Un nuevo trabajo de investigadores del Consejo Superior de Investigaciones Científicas (CSIC) en España, identifica recubrimientos de nanopartículas de óxido que afectan específicamente al crecimiento de las células tumorales al generar elevados niveles de estrés oxidativo que terminan afectando negativamente a su metabolismo mitocondrial, lo que abre la posibilidad de su uso combinado en terapias ya establecidas.
Las nanopartículas de óxido de hierro son una novedosa herramienta en biomedicina: su pequeño tamaño y la capacidad de nuestro cuerpo para metabolizarlas con muy baja toxicidad hace que sean adecuadas en métodos poco invasivos para el diagnóstico y el tratamiento de enfermedades como el cáncer, donde ya se habían usado para el transporte selectivo de fármacos.

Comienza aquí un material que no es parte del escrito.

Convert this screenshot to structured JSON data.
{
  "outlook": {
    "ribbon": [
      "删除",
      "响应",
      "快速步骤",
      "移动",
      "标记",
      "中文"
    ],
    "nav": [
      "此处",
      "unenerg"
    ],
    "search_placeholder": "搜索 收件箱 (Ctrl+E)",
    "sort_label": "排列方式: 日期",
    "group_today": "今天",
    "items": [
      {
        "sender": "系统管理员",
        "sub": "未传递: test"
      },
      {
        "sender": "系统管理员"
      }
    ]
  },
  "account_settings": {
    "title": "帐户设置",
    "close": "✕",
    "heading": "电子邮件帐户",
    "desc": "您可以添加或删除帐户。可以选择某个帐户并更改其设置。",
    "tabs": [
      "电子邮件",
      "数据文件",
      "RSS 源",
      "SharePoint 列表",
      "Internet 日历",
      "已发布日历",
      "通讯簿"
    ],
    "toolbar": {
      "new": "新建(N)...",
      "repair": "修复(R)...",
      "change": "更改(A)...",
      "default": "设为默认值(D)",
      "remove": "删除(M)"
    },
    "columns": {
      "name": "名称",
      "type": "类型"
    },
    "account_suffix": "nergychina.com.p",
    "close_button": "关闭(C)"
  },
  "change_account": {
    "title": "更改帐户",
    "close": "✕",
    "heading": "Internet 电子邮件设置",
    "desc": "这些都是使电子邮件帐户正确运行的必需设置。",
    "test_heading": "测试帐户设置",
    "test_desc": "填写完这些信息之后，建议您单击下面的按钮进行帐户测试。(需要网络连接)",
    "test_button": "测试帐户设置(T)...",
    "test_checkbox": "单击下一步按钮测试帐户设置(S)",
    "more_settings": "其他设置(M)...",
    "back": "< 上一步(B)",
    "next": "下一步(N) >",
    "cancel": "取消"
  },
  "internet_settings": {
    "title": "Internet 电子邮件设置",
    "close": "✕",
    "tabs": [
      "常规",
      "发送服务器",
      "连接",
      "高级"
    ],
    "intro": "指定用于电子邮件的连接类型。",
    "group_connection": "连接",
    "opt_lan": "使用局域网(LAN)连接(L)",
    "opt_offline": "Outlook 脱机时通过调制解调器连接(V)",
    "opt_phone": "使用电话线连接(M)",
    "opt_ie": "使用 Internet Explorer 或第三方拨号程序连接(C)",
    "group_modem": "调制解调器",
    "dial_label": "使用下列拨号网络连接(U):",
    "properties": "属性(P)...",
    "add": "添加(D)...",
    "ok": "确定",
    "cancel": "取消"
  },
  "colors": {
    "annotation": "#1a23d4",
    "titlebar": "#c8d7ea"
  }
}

“Ahora hemos visto que las propias nanopartículas y las moléculas de las que se recubren para su uso biomédico pueden tener efectos antitumorales. Estas nanopartículas son como ‘nanocanicas sólidas’”, explica Domingo F. Barber, investigador del CSIC en el Centro Nacional de Biotecnología (CNB) del CSIC que ha liderado el trabajo. “Tienen un núcleo compacto de óxido de hierro que hay que recubrir con diferentes materiales para proporcionar así más estabilidad y menos toxicidad. Nuestro grupo lleva años analizando diferentes tipos de recubrimiento y viendo cómo afectan a su entrada en la célula, su acumulación y su degradación dentro de la misma, pero hasta ahora no habíamos estudiado su efecto en el metabolismo celular a nivel global”.